Comités consultatifs du conseil d'administration

Réunion du comité consultatif en droit de la famille d’Aide juridique Ontario du 21 mars 2016

Membres du comité

John McCamus (président du conseil d’administration); Nicholas Bala; Leighann Burns; Pam Cross; Nikki Gershbain; Jean Hyndman; Lucy McSweeney; Laure Prévost; Joanna Radbord; Louise Toone; Carol Hartman (agente de liaison avec le conseil d’administration d’AJO).

Invitée

Emma Barz

1. Mot de bienvenue et introductions

Le président ouvre la séance et souhaite la bienvenue aux personnes présentes.

2. Procès-verbal du 30 septembre 2015

Le procès-verbal de la réunion du 30 septembre 2015 a été approuvé.
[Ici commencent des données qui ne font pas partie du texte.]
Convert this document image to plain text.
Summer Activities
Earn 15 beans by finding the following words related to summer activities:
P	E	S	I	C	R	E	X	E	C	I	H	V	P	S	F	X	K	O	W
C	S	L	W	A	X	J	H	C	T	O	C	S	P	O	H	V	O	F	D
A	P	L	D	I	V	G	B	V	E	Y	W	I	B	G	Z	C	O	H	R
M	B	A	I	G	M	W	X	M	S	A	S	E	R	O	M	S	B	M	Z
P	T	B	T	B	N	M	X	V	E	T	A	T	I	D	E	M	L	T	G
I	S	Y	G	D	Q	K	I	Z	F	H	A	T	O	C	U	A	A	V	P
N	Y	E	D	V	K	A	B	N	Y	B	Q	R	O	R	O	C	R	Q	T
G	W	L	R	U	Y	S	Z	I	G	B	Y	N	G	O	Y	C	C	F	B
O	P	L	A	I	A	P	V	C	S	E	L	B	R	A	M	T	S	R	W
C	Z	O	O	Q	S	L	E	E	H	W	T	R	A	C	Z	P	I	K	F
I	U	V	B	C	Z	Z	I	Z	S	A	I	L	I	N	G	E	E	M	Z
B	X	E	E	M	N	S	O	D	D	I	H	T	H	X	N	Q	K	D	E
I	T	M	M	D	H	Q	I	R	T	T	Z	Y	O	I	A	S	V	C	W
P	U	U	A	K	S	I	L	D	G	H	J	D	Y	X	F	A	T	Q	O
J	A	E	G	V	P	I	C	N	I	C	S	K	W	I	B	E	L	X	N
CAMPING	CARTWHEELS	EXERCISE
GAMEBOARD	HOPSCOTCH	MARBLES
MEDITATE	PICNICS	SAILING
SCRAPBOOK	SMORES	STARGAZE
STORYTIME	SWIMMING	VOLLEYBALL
3. Présentation PowerPoint et discussion sur la planification des activités

Le président a présenté un aperçu des mises à jour d’AJO et les priorités proposées pour 2017‑2018 de la présentation PowerPoint, dont les points saillants du plan d’activités de l’année en cours et des principaux projets à AJO. Il a été mentionné que les réunions du printemps se concentrent sur l’analyse environnementale et sont très utiles à AJO car elles préparent son analyse pour le prochain plan d’activités.

Parmi les faits notables à AJO, on compte l’approbation par le conseil d’administration d’AJO, après consultation des comités lors des réunions de l’automne 2015, de l’affichage des procès-verbaux des comités consultatifs sur le site Web d’AJO. Les comités ont fait plusieurs recommandations que le Conseil a adoptées, notamment le respect des conditions suivantes :

  • Les procès-verbaux seront remis aux comités et approuvés par ces derniers avant leur affichage;

  • Les procès-verbaux ne contiendront pas de renseignements confidentiels sur les membres ni leurs coordonnées;

  • Les procès-verbaux n’attribueront pas nommément les commentaires aux membres et la présence de ces derniers n’y sera pas consignée.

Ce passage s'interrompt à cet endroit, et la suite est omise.